You purchase a dilapidated house, plan to renovate it and start gutting the inside. Maybe you are waiting for construction plans to finalize and don’t go back for awhile. When you return to keep working on the project, someone else is living in the house, and claims to own it.
When you investigate their claim, you both realize a forged deed was used to transfer the house to the new buyer. The person who sold the house illegally is long gone and proving it was a forgery through the quiet title process isn’t that easy.
How do criminals get away with stealing a house?
Criminals with the intent to steal a house will scout for an abandoned or empty house. They will find an innocent buyer and claim to be the seller. The criminals will forge documents and notary stamps on deed documents and make them look convincingly real. When the deed is changed and accepted, it becomes difficult to investigate and reverse.
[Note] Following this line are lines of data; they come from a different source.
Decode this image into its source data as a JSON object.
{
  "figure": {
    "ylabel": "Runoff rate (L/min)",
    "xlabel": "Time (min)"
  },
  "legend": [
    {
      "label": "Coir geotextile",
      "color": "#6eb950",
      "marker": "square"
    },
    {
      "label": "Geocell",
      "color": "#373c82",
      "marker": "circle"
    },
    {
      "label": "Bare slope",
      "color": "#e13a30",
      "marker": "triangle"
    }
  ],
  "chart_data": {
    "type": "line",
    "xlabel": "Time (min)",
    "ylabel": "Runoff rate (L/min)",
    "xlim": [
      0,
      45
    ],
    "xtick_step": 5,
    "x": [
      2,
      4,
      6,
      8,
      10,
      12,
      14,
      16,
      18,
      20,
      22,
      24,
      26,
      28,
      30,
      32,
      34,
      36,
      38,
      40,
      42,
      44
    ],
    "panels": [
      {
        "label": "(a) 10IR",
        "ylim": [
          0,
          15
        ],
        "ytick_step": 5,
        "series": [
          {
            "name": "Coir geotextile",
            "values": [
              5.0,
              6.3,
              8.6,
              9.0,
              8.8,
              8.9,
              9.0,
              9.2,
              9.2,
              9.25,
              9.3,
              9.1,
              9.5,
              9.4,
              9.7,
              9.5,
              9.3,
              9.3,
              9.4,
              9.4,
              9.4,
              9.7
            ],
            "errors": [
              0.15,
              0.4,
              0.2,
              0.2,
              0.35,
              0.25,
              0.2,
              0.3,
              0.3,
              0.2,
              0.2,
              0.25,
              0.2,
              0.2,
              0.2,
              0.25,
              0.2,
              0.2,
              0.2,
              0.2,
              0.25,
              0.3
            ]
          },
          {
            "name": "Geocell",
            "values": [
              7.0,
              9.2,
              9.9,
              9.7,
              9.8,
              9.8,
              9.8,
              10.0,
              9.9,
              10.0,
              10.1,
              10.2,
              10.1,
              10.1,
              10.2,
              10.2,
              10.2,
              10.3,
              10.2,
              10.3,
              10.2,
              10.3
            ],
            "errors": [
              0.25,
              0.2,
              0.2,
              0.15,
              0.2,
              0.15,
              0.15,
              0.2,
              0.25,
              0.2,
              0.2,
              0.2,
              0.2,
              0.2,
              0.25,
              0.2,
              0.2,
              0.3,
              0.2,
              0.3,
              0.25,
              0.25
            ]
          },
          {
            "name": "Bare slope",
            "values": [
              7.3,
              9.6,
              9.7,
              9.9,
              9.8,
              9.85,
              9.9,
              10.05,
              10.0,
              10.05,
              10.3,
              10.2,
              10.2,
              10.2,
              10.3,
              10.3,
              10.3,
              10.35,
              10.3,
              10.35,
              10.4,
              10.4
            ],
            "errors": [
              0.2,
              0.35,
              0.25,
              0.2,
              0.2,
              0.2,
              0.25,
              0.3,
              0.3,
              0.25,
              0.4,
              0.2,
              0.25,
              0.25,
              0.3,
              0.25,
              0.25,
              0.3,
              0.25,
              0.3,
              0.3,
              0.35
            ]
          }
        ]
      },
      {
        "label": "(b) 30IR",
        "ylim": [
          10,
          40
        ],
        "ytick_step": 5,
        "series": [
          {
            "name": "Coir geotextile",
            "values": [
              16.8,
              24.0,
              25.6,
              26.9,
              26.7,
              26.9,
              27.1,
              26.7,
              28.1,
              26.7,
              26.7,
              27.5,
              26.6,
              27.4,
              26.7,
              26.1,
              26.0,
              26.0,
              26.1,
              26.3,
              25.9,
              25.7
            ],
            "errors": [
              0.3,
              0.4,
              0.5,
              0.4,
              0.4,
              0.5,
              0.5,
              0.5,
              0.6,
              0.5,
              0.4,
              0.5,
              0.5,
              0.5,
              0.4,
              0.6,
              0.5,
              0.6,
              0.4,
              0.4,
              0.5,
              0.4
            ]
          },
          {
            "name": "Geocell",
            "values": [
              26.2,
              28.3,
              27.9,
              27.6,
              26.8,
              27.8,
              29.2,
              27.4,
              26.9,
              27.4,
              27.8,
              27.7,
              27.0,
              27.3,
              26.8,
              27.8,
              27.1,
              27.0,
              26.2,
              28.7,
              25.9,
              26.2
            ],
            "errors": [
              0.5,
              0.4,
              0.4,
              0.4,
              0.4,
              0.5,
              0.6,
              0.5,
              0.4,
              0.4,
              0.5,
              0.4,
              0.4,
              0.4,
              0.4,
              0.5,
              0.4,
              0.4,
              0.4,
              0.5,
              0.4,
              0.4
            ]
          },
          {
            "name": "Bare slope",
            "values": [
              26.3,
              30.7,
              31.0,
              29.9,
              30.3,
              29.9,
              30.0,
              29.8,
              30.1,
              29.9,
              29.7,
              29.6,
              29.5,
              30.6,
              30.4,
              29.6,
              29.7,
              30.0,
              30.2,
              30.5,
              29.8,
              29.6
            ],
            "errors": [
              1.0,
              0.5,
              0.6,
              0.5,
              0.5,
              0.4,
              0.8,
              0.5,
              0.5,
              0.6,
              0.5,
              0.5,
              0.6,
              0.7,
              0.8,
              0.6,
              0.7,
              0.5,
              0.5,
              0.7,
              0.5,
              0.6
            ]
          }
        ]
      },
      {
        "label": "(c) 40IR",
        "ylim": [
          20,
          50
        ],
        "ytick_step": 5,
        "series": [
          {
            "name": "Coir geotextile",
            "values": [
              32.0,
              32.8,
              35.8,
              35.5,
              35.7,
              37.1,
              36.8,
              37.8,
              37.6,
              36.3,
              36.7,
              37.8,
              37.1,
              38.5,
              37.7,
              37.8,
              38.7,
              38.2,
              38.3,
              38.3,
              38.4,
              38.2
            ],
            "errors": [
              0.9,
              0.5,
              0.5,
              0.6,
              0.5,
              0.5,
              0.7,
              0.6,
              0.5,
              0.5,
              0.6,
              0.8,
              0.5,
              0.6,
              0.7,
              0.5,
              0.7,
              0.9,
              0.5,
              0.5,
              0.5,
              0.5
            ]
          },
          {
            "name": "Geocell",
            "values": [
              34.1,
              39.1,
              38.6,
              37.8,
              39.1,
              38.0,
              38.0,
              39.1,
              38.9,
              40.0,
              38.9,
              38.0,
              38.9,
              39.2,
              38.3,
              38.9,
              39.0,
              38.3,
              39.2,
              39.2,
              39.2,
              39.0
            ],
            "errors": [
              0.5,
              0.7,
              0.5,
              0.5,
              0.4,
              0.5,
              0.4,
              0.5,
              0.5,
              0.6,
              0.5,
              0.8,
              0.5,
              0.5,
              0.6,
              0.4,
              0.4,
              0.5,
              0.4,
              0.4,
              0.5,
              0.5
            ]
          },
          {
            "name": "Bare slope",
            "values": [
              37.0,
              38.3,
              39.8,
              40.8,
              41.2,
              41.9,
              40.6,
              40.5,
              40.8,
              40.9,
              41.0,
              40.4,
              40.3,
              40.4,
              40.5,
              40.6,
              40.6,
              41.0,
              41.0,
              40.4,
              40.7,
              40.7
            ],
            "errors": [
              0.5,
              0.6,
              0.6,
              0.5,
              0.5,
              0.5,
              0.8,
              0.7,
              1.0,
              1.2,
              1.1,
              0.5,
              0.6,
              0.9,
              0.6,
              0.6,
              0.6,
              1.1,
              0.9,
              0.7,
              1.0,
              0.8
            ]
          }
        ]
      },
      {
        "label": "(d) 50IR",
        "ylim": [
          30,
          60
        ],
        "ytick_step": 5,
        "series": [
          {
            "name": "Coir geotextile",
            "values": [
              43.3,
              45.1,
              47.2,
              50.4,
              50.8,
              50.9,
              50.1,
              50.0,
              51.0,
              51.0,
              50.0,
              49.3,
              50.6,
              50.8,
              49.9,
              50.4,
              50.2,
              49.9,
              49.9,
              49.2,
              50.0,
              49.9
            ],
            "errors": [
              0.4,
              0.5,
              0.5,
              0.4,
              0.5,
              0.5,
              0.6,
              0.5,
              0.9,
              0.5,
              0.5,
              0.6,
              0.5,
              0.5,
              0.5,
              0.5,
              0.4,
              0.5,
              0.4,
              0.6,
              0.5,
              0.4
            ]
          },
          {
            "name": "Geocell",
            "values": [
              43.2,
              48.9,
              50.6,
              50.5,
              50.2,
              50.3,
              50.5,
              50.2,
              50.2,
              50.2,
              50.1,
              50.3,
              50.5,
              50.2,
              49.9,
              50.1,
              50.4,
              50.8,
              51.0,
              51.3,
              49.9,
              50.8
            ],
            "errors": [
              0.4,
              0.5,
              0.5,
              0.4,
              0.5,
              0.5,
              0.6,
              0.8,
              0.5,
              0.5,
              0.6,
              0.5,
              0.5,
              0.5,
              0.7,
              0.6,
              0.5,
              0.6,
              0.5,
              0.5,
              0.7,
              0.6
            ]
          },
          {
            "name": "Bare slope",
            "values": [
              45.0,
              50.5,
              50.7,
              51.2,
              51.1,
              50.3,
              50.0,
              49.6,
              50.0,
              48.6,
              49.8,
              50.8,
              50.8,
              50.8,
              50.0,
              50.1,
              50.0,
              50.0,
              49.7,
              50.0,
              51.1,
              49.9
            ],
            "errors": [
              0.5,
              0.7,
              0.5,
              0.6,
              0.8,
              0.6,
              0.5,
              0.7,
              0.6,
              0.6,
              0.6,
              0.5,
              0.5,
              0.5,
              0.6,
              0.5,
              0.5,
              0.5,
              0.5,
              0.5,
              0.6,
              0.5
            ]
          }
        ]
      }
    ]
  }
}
Homeowners who have been victims of the scam, report that it can take over a year to prove ownership and have the house returned. The buyers are victims too, having purchased a house that wasn’t really for sale. In some cases, the homeowner has to settle in court and never gets the house returned.
Property theft like this is common in Philadelphia because of the large number of vacant and abandoned properties. Many real estate transactions also go through without title insurance. New laws are now in place to notify the last deed holder of a property before sale, however, the scams have continued.
Insight for owners and sellers
Experts advise that you get title insurance when buying a home in Philadelphia – just in case what you are purchasing turns out to be involved in a scam.
Real estate scams such as these aren’t the most common form of quiet title. Most often property is disputed when passed down in a will. Quiet title occurs when two parties are disputing ownership of land or property and seek legal action to determine true ownership.
Nevertheless, navigating real estate disputes is a complex legal matter and consulting an attorney who focuses in the area of real estate law could be beneficial.